Implementation on Document Summarizer with Realtime News Integration
Prof. Suvarna Sujit Wakchaure
suvarna.jondhale@pravara.in
Professor, Department of Computer Engineering
Sir Visvesvaraya Institute
Of Technology, Nashik
Mr. Darshan Mangesh Jadhav,
darshanmjadhav05@gmail.com,
Department of Computer Engineering
Sir Visvesvaraya Institute
Of Technology, Nashik
Mr. Dhanraj Rajendra Dingar,
dhanrajdingar@gmail.com
Department of Computer Engineering
Sir Visvesvaraya Institute
Of Technology, Nashik
Miss. Neha Sushil Gupta,
neha.gupta012004@gmail.com,
Department of Computer Engineering
Sir Visvesvaraya Institute
Of Technology, Nashik
Mr. Rehan Abid Tamboli,
reeehant@gmail.com,
Department of Computer Engineering
Sir Visvesvaraya Institute
Of Technology, Nashik
Abstract: In today’s fast-paced digital era, individuals encounter vast amounts of information through documents, articles, and reports. Reading and comprehending all this content can be time-consuming and challenging. To address this issue, this project presents an Intelligent Document Summarization System that automatically condenses lengthy documents while preserving their key ideas and essential meaning. The system supports multiple file formats, including PDF, TXT, and DOCX, and employs advanced text extraction and summarization techniques to produce concise and coherent summaries. It also offers multilingual support for English, Hindi, and Marathi, enhancing accessibility for diverse users. Additionally, the system integrates real-time related news retrieval, enabling users to stay informed on topics relevant to their documents.

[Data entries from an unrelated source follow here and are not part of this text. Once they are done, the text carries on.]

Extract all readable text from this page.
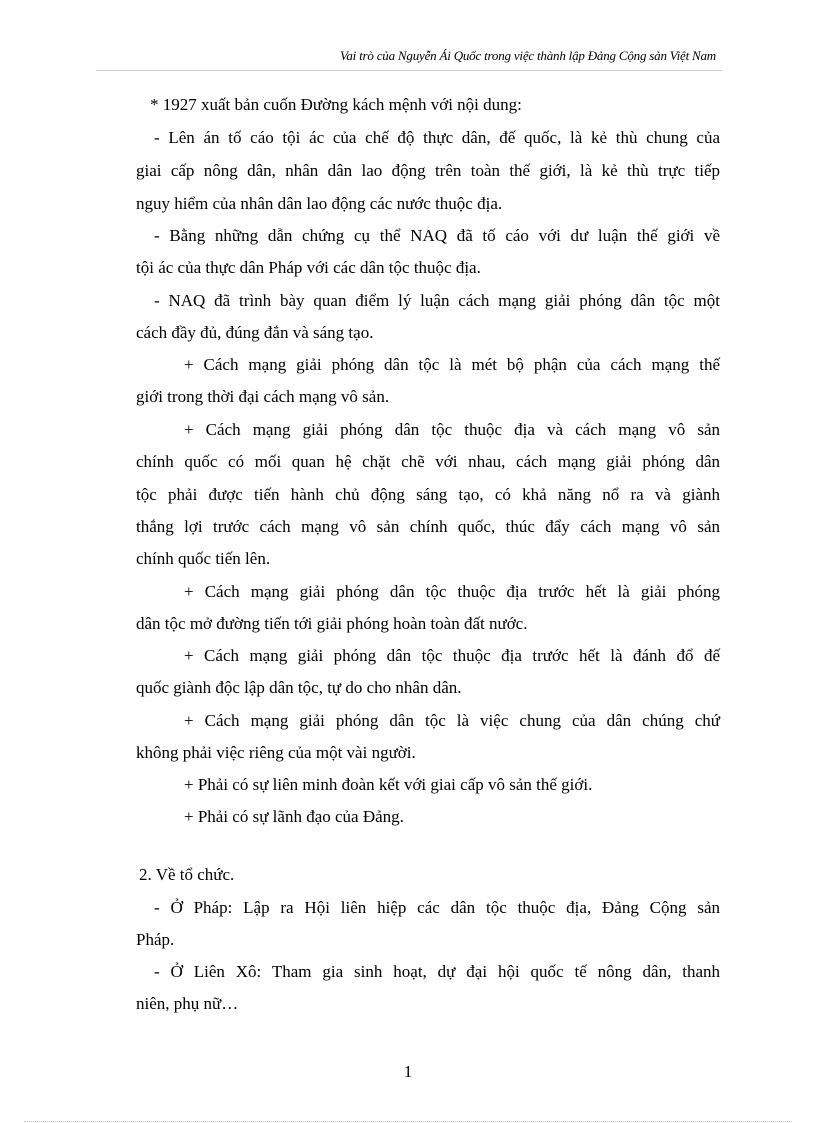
Vai trò của Nguyễn Ái Quốc trong việc thành lập Đảng Cộng sản Việt Nam
* 1927 xuất bản cuốn Đường kách mệnh với nội dung:
- Lên án tố cáo tội ác của chế độ thực dân, đế quốc, là kẻ thù chung của
giai cấp nông dân, nhân dân lao động trên toàn thế giới, là kẻ thù trực tiếp
nguy hiểm của nhân dân lao động các nước thuộc địa.
- Bằng những dẫn chứng cụ thể NAQ đã tố cáo với dư luận thế giới về
tội ác của thực dân Pháp với các dân tộc thuộc địa.
- NAQ đã trình bày quan điểm lý luận cách mạng giải phóng dân tộc một
cách đầy đủ, đúng đắn và sáng tạo.
+ Cách mạng giải phóng dân tộc là mét bộ phận của cách mạng thế
giới trong thời đại cách mạng vô sản.
+ Cách mạng giải phóng dân tộc thuộc địa và cách mạng vô sản
chính quốc có mối quan hệ chặt chẽ với nhau, cách mạng giải phóng dân
tộc phải được tiến hành chủ động sáng tạo, có khả năng nổ ra và giành
thắng lợi trước cách mạng vô sản chính quốc, thúc đẩy cách mạng vô sản
chính quốc tiến lên.
+ Cách mạng giải phóng dân tộc thuộc địa trước hết là giải phóng
dân tộc mở đường tiến tới giải phóng hoàn toàn đất nước.
+ Cách mạng giải phóng dân tộc thuộc địa trước hết là đánh đổ đế
quốc giành độc lập dân tộc, tự do cho nhân dân.
+ Cách mạng giải phóng dân tộc là việc chung của dân chúng chứ
không phải việc riêng của một vài người.
+ Phải có sự liên minh đoàn kết với giai cấp vô sản thế giới.
+ Phải có sự lãnh đạo của Đảng.
2. Về tổ chức.
- Ở Pháp: Lập ra Hội liên hiệp các dân tộc thuộc địa, Đảng Cộng sản
Pháp.
- Ở Liên Xô: Tham gia sinh hoạt, dự đại hội quốc tế nông dân, thanh
niên, phụ nữ…
1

Users can easily copy, download, or share summaries, and with secure login and authentication, they can save and manage their summary history. Overall, this project delivers a smart, efficient, and user-friendly solution for managing and understanding large volumes of information, ultimately helping users save time and enhance productivity.
Key Words: Intelligent Document Summarization, Text Summarization, Automatic Summarization,Multi-format Document Support (PDF, TXT, DOCX), Text Extraction, Natural Language Processing (NLP).